The New York Post reported that it’s triggered fistfights in supermarket aisles in Australia. The BBC reported on an audacious armed robbery at dawn in Hong Kong. All over the world news of the potentially widespread COVID-19 coronavirus infection has sent folks to supermarkets and drugstores looking to hoard essentials from face masks and hand sanitizers, to non-perishable food items like canned goods, oat milk, ramen… and toilet paper.
Shoppers in different countries were driven by different reasons for buying out toilet paper. In China, folks who had no access to surgical masks went for toilet paper because, as Australian academic Nikita Garg said, “There’s a thinking that toilet paper can be substituted for tissues and napkins and to make makeshift masks” (via BBC). In Taiwan, toilet paper flew off the shelves because there were rumors that the island’s paper stocks were being used to make surgical masks, which would subsequently affect toilet paper supplies. Authorities later had to deny that this was the case (via Taiwan News).
People are buying toilet paper as a way of dealing with their fear of the unknown
But in the case of countries like the United States, Canada, and Australia, panic-buying and the need to hold on to as much toilet paper one can carry, is most likely driven by fear of the unknown, not any proven or actual need for more toilet paper. Clinical psychologist Stephen Taylor told CNN, “When people are told something dangerous is coming, but all you need to do is wash your hands, the action doesn’t seem proportionate to the threat. Special danger needs special precautions.”
It doesn’t help that news reports showing empty shelves urge people to believe they are missing out if they don’t go out and get more toilet paper right now. “People, being social creatures, we look to each other for cues for what is safe and what is dangerous. And when you see someone in the store, panic-buying, that can cause a fear contagion effect,” Taylor says.

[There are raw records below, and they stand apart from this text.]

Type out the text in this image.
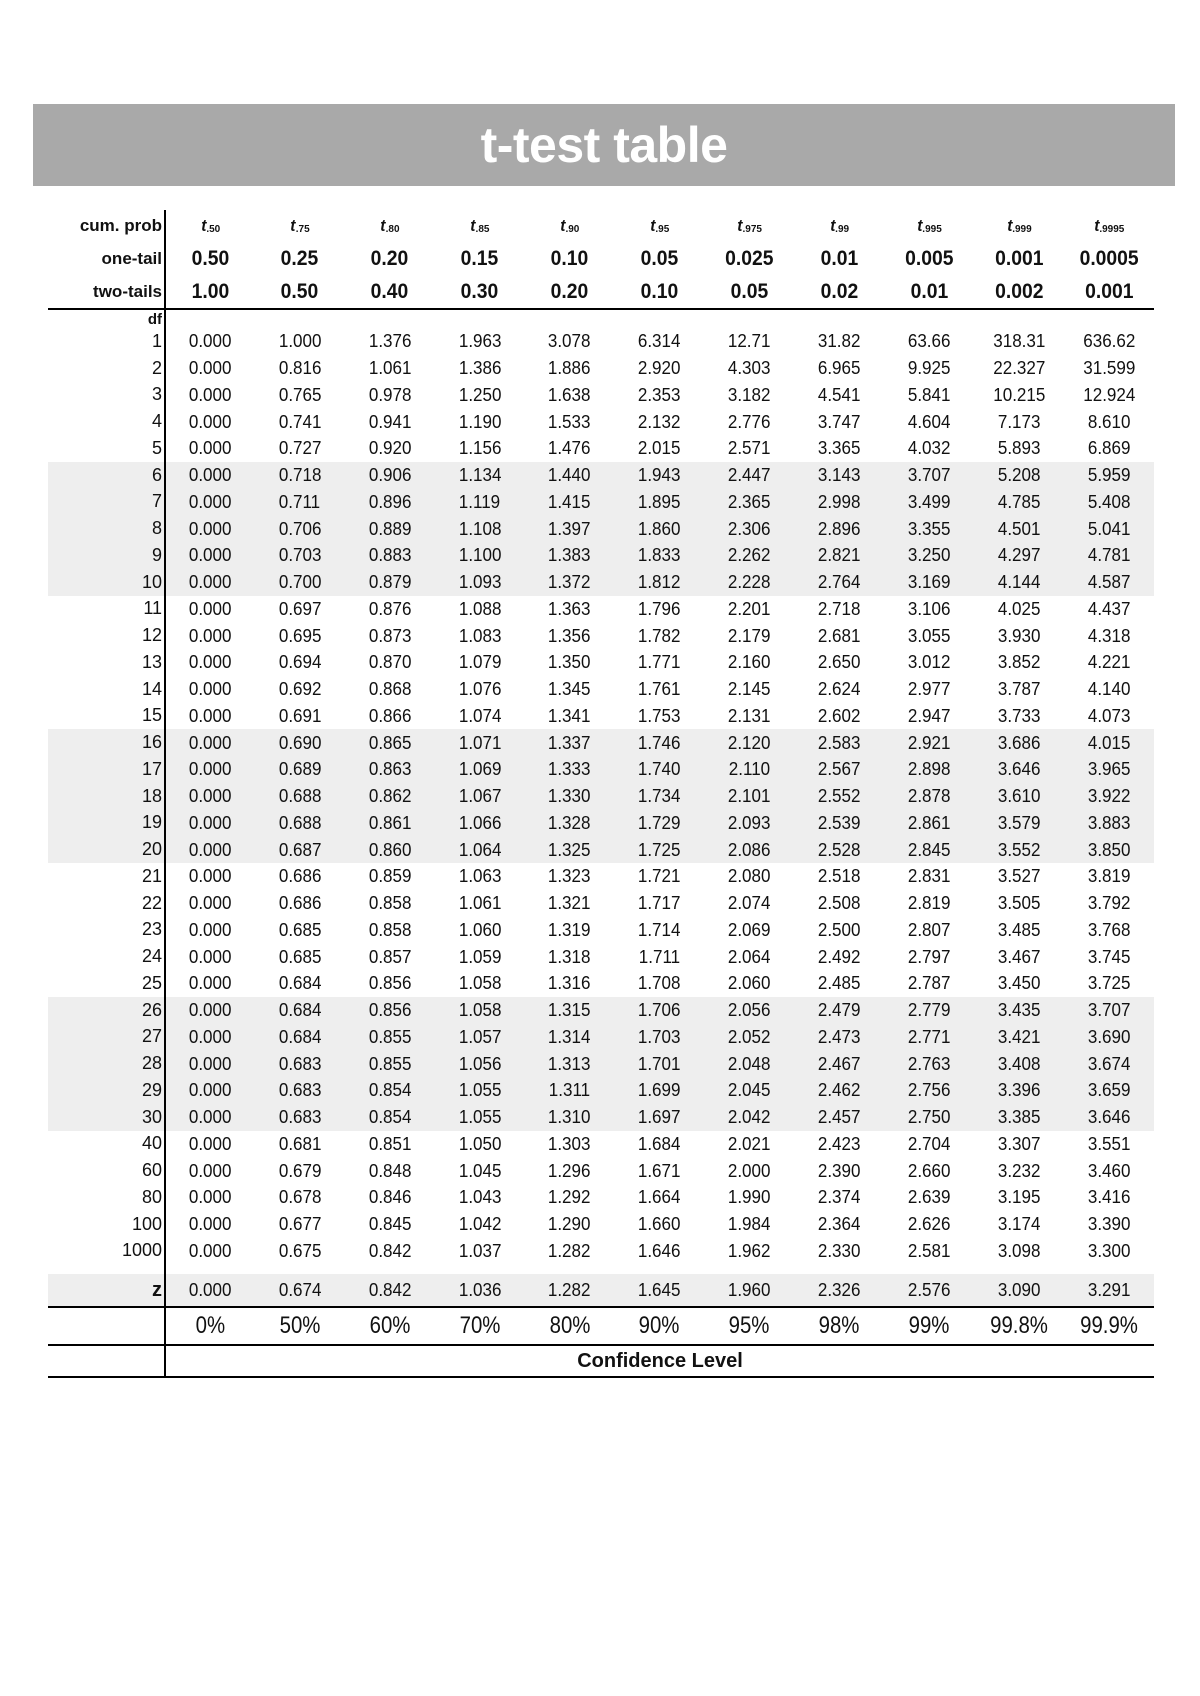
t-test table
cum. prob	$t_{.50}$	$t_{.75}$	$t_{.80}$	$t_{.85}$	$t_{.90}$	$t_{.95}$	$t_{.975}$	$t_{.99}$	$t_{.995}$	$t_{.999}$	$t_{.9995}$
one-tail	0.50	0.25	0.20	0.15	0.10	0.05	0.025	0.01	0.005	0.001	0.0005
two-tails	1.00	0.50	0.40	0.30	0.20	0.10	0.05	0.02	0.01	0.002	0.001
df											
1	0.000	1.000	1.376	1.963	3.078	6.314	12.71	31.82	63.66	318.31	636.62
2	0.000	0.816	1.061	1.386	1.886	2.920	4.303	6.965	9.925	22.327	31.599
3	0.000	0.765	0.978	1.250	1.638	2.353	3.182	4.541	5.841	10.215	12.924
4	0.000	0.741	0.941	1.190	1.533	2.132	2.776	3.747	4.604	7.173	8.610
5	0.000	0.727	0.920	1.156	1.476	2.015	2.571	3.365	4.032	5.893	6.869
6	0.000	0.718	0.906	1.134	1.440	1.943	2.447	3.143	3.707	5.208	5.959
7	0.000	0.711	0.896	1.119	1.415	1.895	2.365	2.998	3.499	4.785	5.408
8	0.000	0.706	0.889	1.108	1.397	1.860	2.306	2.896	3.355	4.501	5.041
9	0.000	0.703	0.883	1.100	1.383	1.833	2.262	2.821	3.250	4.297	4.781
10	0.000	0.700	0.879	1.093	1.372	1.812	2.228	2.764	3.169	4.144	4.587
11	0.000	0.697	0.876	1.088	1.363	1.796	2.201	2.718	3.106	4.025	4.437
12	0.000	0.695	0.873	1.083	1.356	1.782	2.179	2.681	3.055	3.930	4.318
13	0.000	0.694	0.870	1.079	1.350	1.771	2.160	2.650	3.012	3.852	4.221
14	0.000	0.692	0.868	1.076	1.345	1.761	2.145	2.624	2.977	3.787	4.140
15	0.000	0.691	0.866	1.074	1.341	1.753	2.131	2.602	2.947	3.733	4.073
16	0.000	0.690	0.865	1.071	1.337	1.746	2.120	2.583	2.921	3.686	4.015
17	0.000	0.689	0.863	1.069	1.333	1.740	2.110	2.567	2.898	3.646	3.965
18	0.000	0.688	0.862	1.067	1.330	1.734	2.101	2.552	2.878	3.610	3.922
19	0.000	0.688	0.861	1.066	1.328	1.729	2.093	2.539	2.861	3.579	3.883
20	0.000	0.687	0.860	1.064	1.325	1.725	2.086	2.528	2.845	3.552	3.850
21	0.000	0.686	0.859	1.063	1.323	1.721	2.080	2.518	2.831	3.527	3.819
22	0.000	0.686	0.858	1.061	1.321	1.717	2.074	2.508	2.819	3.505	3.792
23	0.000	0.685	0.858	1.060	1.319	1.714	2.069	2.500	2.807	3.485	3.768
24	0.000	0.685	0.857	1.059	1.318	1.711	2.064	2.492	2.797	3.467	3.745
25	0.000	0.684	0.856	1.058	1.316	1.708	2.060	2.485	2.787	3.450	3.725
26	0.000	0.684	0.856	1.058	1.315	1.706	2.056	2.479	2.779	3.435	3.707
27	0.000	0.684	0.855	1.057	1.314	1.703	2.052	2.473	2.771	3.421	3.690
28	0.000	0.683	0.855	1.056	1.313	1.701	2.048	2.467	2.763	3.408	3.674
29	0.000	0.683	0.854	1.055	1.311	1.699	2.045	2.462	2.756	3.396	3.659
30	0.000	0.683	0.854	1.055	1.310	1.697	2.042	2.457	2.750	3.385	3.646
40	0.000	0.681	0.851	1.050	1.303	1.684	2.021	2.423	2.704	3.307	3.551
60	0.000	0.679	0.848	1.045	1.296	1.671	2.000	2.390	2.660	3.232	3.460
80	0.000	0.678	0.846	1.043	1.292	1.664	1.990	2.374	2.639	3.195	3.416
100	0.000	0.677	0.845	1.042	1.290	1.660	1.984	2.364	2.626	3.174	3.390
1000	0.000	0.675	0.842	1.037	1.282	1.646	1.962	2.330	2.581	3.098	3.300

z	0.000	0.674	0.842	1.036	1.282	1.645	1.960	2.326	2.576	3.090	3.291
	0%	50%	60%	70%	80%	90%	95%	98%	99%	99.8%	99.9%
	Confidence Level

People feel they will need toilet paper if things get worse
People are also spurred by the idea that a community coronavirus outbreak could result quarantine or a lockdown, which will impose restrictions on freedom of movement. “Unless people have seen … official promises that everyone will be taken care of, they are left to guess at the probability of needing the extra toilet paper, sooner rather than later,” psychologist Baruch Fischhoff told CNN.

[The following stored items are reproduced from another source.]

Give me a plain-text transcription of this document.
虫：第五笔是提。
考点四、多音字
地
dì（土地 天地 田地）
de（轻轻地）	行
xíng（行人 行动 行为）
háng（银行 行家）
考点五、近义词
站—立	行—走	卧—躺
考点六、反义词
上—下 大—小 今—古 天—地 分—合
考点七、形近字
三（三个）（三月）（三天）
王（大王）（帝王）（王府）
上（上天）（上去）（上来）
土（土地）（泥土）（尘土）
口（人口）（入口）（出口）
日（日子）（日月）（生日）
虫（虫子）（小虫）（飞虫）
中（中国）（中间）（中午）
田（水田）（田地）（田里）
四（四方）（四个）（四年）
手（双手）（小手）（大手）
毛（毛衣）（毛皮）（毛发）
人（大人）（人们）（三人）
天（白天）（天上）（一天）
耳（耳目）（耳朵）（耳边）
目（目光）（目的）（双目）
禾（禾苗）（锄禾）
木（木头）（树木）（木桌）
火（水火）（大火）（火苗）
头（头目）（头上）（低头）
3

More than anything else, there is a need to have a sense of control over a situation whose outcome few, if any, can predict; and buying toilet paper could be a way of getting to grips with an unknown. “Depending on how people estimate the chances of needing the toilet paper, the hassle might be worth it,” he said. “If it gave them the feeling that they had done everything that they could, it might free them to think about other things than coronavirus,” Fischhoff said.